The special court martial set up to try former Commander of the 33 Artillery Brigade, Bauchi, Brigadier-General Muraina Raji, over the escape of two Boko Haram suspects from detention at the brigade has discharged and acquitted him.
But the court martial convicted him on what it called “special findings” for which he was sentenced to three months loss of seniority.
Delivring judgment on Friday night, the presidentof the court martial, Major-General John Zaruwa said the sanction, subject to confirmation by the appropriate military authorities, was because the official failed to show interest in the escapees “who were regarded as high profile detainees”.
Zaruwa said the court martial took note of Raji’s meritorious service to the Nigeria Army for the past 33 years during which he received several commendations and awards.
“It is your willingness to cooperate with other security agencies to accept suspects for safe-keeping with good intentions which had led to this unfortunate incident of escape which led to this trial. The court found out that, in your career, you have never had any case of indiscipline, misdemeanour or misconduct. In view of all these good deeds, the court has decided to award you three months loss of seniority in your present rank of Brigadier General. This award is subject to confirmation by appropriate superior authorities.”, he stated.
The court martial was constituted by former General Officer Commanding, Three Armoured Division, Major-General John Idoko, to try Raji over alleged neglect to perform military duties punishable under Section 62(b) of Armed Forces Act (AFA) CAP A20 Law of the Federation of Nigeria 2004 by failing to provide guard and standing orders for soldiers on duty at the Wetland Detention Facility at Shadawanka Barracks between January 17 and February 18.
He was also charged with negligent performance of military duties punishable under the same section of AFA at Shadawanka Barracks by failing to adequately assign responsibilities to officers under him to guarantee the safety of high profile detainees at the detention facility.
The third allegation was failure to perform military duties punishable under the same law for neglecting to provide feeding for the two guards performing 24 hours’ duty at detention facility as a result of which one of them went in search of food during which the detainees escaped.
Reacting to the judgment, the lead defence counsel, Mr. Femi Falana, described it as contradictory in law for a court to discharge and acquit an accused and, at the same time, slam a sentence on him.
He said: “After exonerating the general in its verdict, the special court martial, which sat in Jos, turned round, in a rather bizzare manner, to frame a new charge of conduct prejudicial to service discipline contrary to section 103 (1) of the Armed Forces Act against him.

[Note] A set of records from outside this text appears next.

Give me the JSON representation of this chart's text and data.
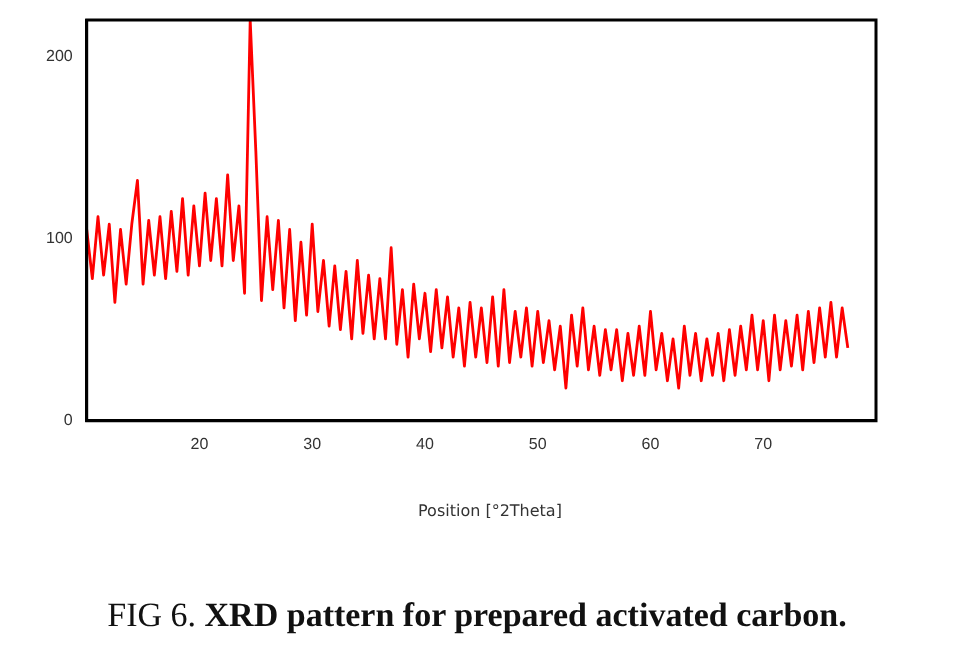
{
  "chart_data": {
    "type": "line",
    "title": "FIG 6. XRD pattern for prepared activated carbon.",
    "xlabel": "Position [°2Theta]",
    "x": [
      10,
      10.5,
      11,
      11.5,
      12,
      12.5,
      13,
      13.5,
      14,
      14.5,
      15,
      15.5,
      16,
      16.5,
      17,
      17.5,
      18,
      18.5,
      19,
      19.5,
      20,
      20.5,
      21,
      21.5,
      22,
      22.5,
      23,
      23.5,
      24,
      24.5,
      25,
      25.5,
      26,
      26.5,
      27,
      27.5,
      28,
      28.5,
      29,
      29.5,
      30,
      30.5,
      31,
      31.5,
      32,
      32.5,
      33,
      33.5,
      34,
      34.5,
      35,
      35.5,
      36,
      36.5,
      37,
      37.5,
      38,
      38.5,
      39,
      39.5,
      40,
      40.5,
      41,
      41.5,
      42,
      42.5,
      43,
      43.5,
      44,
      44.5,
      45,
      45.5,
      46,
      46.5,
      47,
      47.5,
      48,
      48.5,
      49,
      49.5,
      50,
      50.5,
      51,
      51.5,
      52,
      52.5,
      53,
      53.5,
      54,
      54.5,
      55,
      55.5,
      56,
      56.5,
      57,
      57.5,
      58,
      58.5,
      59,
      59.5,
      60,
      60.5,
      61,
      61.5,
      62,
      62.5,
      63,
      63.5,
      64,
      64.5,
      65,
      65.5,
      66,
      66.5,
      67,
      67.5,
      68,
      68.5,
      69,
      69.5,
      70,
      70.5,
      71,
      71.5,
      72,
      72.5,
      73,
      73.5,
      74,
      74.5,
      75,
      75.5,
      76,
      76.5,
      77,
      77.5
    ],
    "series": [
      {
        "color": "#ff0000",
        "values": [
          105,
          78,
          112,
          80,
          108,
          65,
          105,
          75,
          108,
          132,
          75,
          110,
          80,
          112,
          78,
          115,
          82,
          122,
          80,
          118,
          85,
          125,
          88,
          122,
          85,
          135,
          88,
          118,
          70,
          220,
          148,
          66,
          112,
          72,
          110,
          62,
          105,
          55,
          98,
          58,
          108,
          60,
          88,
          52,
          85,
          50,
          82,
          45,
          88,
          48,
          80,
          45,
          78,
          45,
          95,
          42,
          72,
          35,
          75,
          45,
          70,
          38,
          72,
          40,
          68,
          35,
          62,
          30,
          65,
          35,
          62,
          32,
          68,
          30,
          72,
          32,
          60,
          35,
          62,
          30,
          60,
          32,
          55,
          28,
          52,
          18,
          58,
          30,
          62,
          28,
          52,
          25,
          50,
          28,
          50,
          22,
          48,
          25,
          52,
          25,
          60,
          28,
          48,
          22,
          45,
          18,
          52,
          25,
          48,
          22,
          45,
          25,
          48,
          22,
          50,
          25,
          52,
          28,
          58,
          28,
          55,
          22,
          58,
          28,
          55,
          30,
          58,
          28,
          60,
          32,
          62,
          35,
          65,
          35,
          62,
          40
        ]
      }
    ],
    "xlim": [
      10,
      80
    ],
    "xticks": [
      20,
      30,
      40,
      50,
      60,
      70
    ],
    "ylim": [
      0,
      220
    ],
    "yticks": [
      0,
      100,
      200
    ],
    "grid": false,
    "legend": false,
    "marker": "none",
    "line_style": "solid"
  }
}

“Without asking the accused officer to plead to the new charge and defend himself, he was convicted and sentenced to a three-month loss of seniority. Thus the special court martial turned itself into the accuser, the prosecutor, the witness and the judge in a criminal case, contrary to all known canons of natural justice.”
Falana, nonetheless, commended the speed with which the trial was conducted, urging other judicial organs to borrow from the example.
The lead defense counsel was absent at the judgement which was initially fixed for October 4 based on an agreement of the court, the prosecution and the defence, but the court later changed its mind and went ahead to deliver judgement at about 8.30 on Friday, lasting till about 10 p.m.